The Court found that an assault claim was properly excepted from discharge because the Virginia elements for the tort of assault lined up with the elements for the exception to discharge under 11 U.S.C. § 523(a)(6).
This adversary proceeding arose from a state law claim in circuit court based on a longstanding dispute between two neighbors, Ms. Pat Hanson and Mr. Steven Cassidy, in Madison County, Virginia. Ms. Hanson filed suit against Mr. Cassidy in circuit court in June 2008 seeking $100,000 in damages based on assault, insulting and abusive words, and intentional infliction of emotional distress (IIED). The litigation lasted several years and ultimately, Ms. Hanson was granted partial summary judgment on two of her claims: assault and intentional infliction of emotional distress. The judgment was memorialized in a Circuit Court Consent Order that established liability on behalf of Mr. Cassidy for the two claims. The damage issue was tried before a jury in November of 2017. Because the jury’s award of $500,000 exceeded the amount demanded in the complaint, the Circuit Court judge remitted the award to either $100,000 or $200,000. Before the Circuit Court could enter an award on damages, Mr. Cassidy filed for chapter 7.

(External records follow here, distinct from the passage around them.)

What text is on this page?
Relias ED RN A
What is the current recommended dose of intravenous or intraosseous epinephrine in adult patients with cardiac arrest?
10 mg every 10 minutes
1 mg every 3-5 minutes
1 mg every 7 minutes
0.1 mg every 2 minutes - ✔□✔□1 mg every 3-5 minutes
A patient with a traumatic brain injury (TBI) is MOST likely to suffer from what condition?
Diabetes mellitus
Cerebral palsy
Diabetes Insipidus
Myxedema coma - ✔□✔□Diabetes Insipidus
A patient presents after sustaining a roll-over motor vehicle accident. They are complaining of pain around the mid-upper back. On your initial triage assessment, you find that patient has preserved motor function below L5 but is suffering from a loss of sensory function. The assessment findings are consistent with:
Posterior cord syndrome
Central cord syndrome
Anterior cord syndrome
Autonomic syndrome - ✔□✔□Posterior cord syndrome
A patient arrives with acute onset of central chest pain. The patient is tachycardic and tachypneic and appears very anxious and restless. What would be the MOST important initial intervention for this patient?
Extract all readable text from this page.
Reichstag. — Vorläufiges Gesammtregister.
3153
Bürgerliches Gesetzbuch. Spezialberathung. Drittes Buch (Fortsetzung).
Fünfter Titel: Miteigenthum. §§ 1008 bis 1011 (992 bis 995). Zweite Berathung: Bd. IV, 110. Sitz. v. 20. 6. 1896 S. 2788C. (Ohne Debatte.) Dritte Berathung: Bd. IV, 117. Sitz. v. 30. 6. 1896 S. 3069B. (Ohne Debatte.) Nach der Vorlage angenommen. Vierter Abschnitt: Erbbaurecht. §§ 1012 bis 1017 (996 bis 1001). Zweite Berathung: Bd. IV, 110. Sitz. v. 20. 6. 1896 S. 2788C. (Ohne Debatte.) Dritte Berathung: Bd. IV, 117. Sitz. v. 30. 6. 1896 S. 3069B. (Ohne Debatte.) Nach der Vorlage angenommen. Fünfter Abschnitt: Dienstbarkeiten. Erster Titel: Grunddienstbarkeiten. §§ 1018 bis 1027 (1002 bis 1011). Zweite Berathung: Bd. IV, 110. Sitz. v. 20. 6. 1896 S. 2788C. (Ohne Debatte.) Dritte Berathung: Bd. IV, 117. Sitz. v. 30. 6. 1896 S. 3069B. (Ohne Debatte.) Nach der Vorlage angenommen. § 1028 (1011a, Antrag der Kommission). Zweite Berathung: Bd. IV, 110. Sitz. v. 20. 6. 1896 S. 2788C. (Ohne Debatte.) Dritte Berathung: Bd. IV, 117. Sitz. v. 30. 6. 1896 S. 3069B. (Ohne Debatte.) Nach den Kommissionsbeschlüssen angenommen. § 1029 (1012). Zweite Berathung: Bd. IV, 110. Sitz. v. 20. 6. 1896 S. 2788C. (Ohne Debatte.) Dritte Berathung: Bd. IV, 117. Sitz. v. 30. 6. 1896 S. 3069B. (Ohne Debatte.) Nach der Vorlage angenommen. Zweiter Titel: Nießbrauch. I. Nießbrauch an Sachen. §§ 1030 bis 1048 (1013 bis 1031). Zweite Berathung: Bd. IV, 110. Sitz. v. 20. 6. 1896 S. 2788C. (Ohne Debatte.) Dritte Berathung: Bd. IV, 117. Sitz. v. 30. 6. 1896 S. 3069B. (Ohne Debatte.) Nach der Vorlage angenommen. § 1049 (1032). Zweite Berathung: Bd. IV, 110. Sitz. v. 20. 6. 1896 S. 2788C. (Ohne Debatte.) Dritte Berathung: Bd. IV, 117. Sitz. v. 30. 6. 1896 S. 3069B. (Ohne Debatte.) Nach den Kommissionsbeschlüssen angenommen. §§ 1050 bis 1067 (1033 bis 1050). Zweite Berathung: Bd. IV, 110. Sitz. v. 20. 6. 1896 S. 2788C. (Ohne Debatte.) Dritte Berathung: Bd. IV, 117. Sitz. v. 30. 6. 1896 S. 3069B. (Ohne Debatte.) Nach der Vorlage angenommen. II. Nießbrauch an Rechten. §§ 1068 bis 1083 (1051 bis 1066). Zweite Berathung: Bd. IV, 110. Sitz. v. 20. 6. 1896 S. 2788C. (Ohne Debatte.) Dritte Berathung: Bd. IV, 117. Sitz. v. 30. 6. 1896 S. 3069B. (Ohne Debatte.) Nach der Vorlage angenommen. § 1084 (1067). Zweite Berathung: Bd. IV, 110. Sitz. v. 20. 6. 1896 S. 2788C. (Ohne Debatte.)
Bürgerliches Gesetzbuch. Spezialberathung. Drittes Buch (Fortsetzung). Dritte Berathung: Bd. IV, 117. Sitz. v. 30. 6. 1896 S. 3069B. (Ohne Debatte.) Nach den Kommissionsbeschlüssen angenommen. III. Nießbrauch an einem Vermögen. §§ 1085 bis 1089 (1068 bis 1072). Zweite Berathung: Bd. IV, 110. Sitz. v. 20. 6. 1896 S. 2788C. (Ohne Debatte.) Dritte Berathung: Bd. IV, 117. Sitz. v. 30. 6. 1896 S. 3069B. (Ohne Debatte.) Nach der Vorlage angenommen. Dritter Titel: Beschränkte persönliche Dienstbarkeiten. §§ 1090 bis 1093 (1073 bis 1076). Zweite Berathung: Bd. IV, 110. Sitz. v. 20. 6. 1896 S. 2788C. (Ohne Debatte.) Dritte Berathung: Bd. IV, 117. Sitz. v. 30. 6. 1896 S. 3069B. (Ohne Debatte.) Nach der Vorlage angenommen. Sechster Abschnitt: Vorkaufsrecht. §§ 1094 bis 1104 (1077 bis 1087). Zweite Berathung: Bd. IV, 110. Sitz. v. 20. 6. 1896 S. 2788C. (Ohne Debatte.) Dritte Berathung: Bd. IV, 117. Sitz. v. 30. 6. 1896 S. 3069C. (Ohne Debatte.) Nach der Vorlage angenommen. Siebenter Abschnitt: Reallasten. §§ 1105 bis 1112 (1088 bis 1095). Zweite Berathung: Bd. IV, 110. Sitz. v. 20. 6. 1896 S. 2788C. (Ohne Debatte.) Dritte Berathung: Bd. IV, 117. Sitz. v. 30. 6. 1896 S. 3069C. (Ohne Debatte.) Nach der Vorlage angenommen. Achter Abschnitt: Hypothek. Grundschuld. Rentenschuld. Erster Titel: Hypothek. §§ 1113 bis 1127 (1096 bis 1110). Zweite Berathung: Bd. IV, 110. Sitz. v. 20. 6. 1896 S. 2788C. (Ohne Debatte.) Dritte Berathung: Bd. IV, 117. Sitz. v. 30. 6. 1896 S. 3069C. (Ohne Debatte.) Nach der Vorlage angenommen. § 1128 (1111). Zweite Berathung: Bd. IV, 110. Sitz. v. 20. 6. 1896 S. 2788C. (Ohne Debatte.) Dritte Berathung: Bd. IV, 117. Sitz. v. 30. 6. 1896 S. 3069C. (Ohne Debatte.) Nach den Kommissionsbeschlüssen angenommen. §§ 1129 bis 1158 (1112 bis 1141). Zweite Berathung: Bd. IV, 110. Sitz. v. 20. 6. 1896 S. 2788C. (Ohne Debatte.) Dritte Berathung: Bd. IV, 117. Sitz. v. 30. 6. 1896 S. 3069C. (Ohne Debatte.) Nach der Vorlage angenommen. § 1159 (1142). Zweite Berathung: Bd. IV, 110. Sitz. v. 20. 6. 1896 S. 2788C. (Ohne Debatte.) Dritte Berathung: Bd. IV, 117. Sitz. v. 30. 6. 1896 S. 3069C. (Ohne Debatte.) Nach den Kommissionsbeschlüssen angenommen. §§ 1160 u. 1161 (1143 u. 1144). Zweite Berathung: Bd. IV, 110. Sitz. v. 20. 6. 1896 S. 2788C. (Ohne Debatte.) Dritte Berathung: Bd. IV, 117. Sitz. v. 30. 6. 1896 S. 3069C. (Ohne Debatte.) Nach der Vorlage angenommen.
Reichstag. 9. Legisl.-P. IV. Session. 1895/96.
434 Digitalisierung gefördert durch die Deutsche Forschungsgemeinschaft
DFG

Ms. Hanson filed a complaint to determine the dischargeability of her debt through an adversary proceeding, and then filed a motion for summary judgment. Ms. Hanson based her complaint on the assertion that the debt is excepted from discharge because the elements under 11 U.S.C. § 523(a)(6) mirror the elements of a cause of action for assault and IIED in Virginia, which were incorporated in the Circuit Court Consent Order. Because the parties agreed to liability in the Circuit Court Consent Order, Ms. Hanson argued that collateral estoppel prevented Mr. Cassidy from now denying liability. On the other hand, Mr. Cassidy argued that the state court did not issue a final order because the amount of damages was not finalized so the matter was not fully litigated. Thus, Mr. Cassidy proffered that collateral estoppel did not apply. Moreover, Mr. Cassidy argued that the state court did not address whether his action was “malicious” and therefore the question of whether the debt arose from “malicious conduct intended to cause injury” could not have been litigated.
The Court found that collateral estoppel indeed applied because the five elements were met. The parties to the proceedings were the same because the plaintiff from the state court action was the same in this action, Ms. Hanson, and likewise Mr. Cassidy was the same defendant. The prior proceeding resulted in a final judgment because liability was already finalized and Mr. Cassidy did not show how he could have disputed the Circuit Court Consent Order merely because the judge had not yet ruled on the amount of damages. For the third element, the factual issue to be precluded must actually have been litigated in the prior action. The Court found that because a long line of cases interpreted “willful and malicious” for the purposes of section 523(a)(6) to refer to actions that cause injury without just cause or excuse, then the Circuit Court Consent order that faulted Mr. Cassidy for the tort of assault indeed met this element because the Virginia law of assault merely requires an overt act committed with the intent to place the victim in fear or apprehension of harm (similar to the case law definition of willful and malicious). Further, just because the order is a consent order does not preclude the fact that it was actually litigated. Fourth, the factual issue to be precluded must have been essential to the prior judgment. In this case, the intent of placing a victim in fear or apprehension of bodily harm was essential to the state court judgment. Lastly, mutuality was present because the party invoking estoppel, Mr. Cassidy, would have been bound had the prior litigation reached the opposite result. Accordingly, the Court granted Ms. Hanson’s motion for summary judgment to except her debt from Mr. Cassidy’s discharge because the elements of 523(a)(6) closely lined up with the Virginia law elements of assault. Moreover, collateral estoppel prevented Mr. Cassidy from challenging the dischargeability of the debt owed to Ms. Hanson.